Last Friday, May 15th, the SBA and Treasury released the PPP Loan Forgiveness Application. This application provides new elections and exemptions available to borrowers, as well as clarifies certain questions regarding PPP loan forgiveness. These elections/exemptions/clarifications include:
Payroll Costs – Provides borrowers with a weekly or biweekly payroll schedule the option to elect to use an Alternative Payroll Covered Period covering the eight week period that begins on the first day of their first pay period following their PPP loan disbursement date. This alternate period only applies to payroll costs; nonpayroll costs must still be calculated using the eight weeks immediately following the loan disbursement date.
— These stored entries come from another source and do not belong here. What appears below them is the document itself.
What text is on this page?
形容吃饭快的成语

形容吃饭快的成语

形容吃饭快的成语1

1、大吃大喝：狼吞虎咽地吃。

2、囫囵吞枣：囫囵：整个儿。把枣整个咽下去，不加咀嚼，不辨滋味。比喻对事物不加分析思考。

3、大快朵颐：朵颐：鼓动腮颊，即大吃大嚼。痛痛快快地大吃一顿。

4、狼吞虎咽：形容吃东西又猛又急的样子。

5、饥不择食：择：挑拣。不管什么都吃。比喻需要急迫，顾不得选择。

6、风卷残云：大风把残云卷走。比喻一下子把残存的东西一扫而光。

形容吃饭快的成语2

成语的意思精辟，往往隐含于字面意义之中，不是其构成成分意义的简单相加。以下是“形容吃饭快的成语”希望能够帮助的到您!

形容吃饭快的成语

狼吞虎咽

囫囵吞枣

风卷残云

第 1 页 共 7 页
Average Full-Time Equivalency (FTE) Calculation – Clarifies that a borrower’s Average FTE for the Eight Week Covered Period and two Reference Periods (February 15, 2019 – June 30, 2019 and January 1, 2020 – February 29, 2020) must be calculated by summing the quotient of each employee’s average weekly hours by 40 rounded to the nearest tenth (not to exceed 1.0). Alternatively, borrowers may elect to use a simplified method by assigning 1.0 for employees who work 40 hours or more per week and 0.5 for employees who work fewer than 40 hours per week.
FTE Reduction Exemptions – States that FTE reductions for the following cases will not reduce the borrower’s loan forgiveness:
- Employees who were laid off and rejected a good-faith, written rehire offer from the borrower.
- Employees who 1) were fired for cause, 2) voluntarily resigned, and 3) voluntarily requested and received a reduction of their hours
- In both cases above, the exemption only applies if the position was not filled by a new employee.
Employer Retirement Contributions – Clarifies that in order to be included in eligible payroll costs, employer retirement contributions must be paid during the Eight Week Covered Period or Alternate Payroll Covered Period.
Salary/Hourly Wage Reduction – Clarifies that the reduction in loan forgiveness for decreases in individual employee pay is based on employee’s average annual salary or hourly pay rate. Therefore, additional pay such as bonuses and overtime are not factored into this calculation.
Covered Mortgage Interest/Rent – Clarifies that mortgage interest or rent paid on real AND personal property are eligible nonpayroll costs.
Documentation – In addition to providing documentation for payroll and nonpayroll costs incurred or paid during the eight week covered period, borrowers must also provide the following documentation:
- Support for the borrowers Average FTE calculation for the chosen Reference Period, such as federal and state payroll tax filings.
- Proof that nonpayroll costs were obligated/in service prior to February 15, 2020, such as February 2020 account statements or invoices.
Here’s what we suggest that you can be doing now:
1. Calculating your Average FTE for the two Reference Periods and maintaining the documentation used.
2. Gathering documentation to prove that nonpayroll costs were obligated/in service prior to February 15, 2020.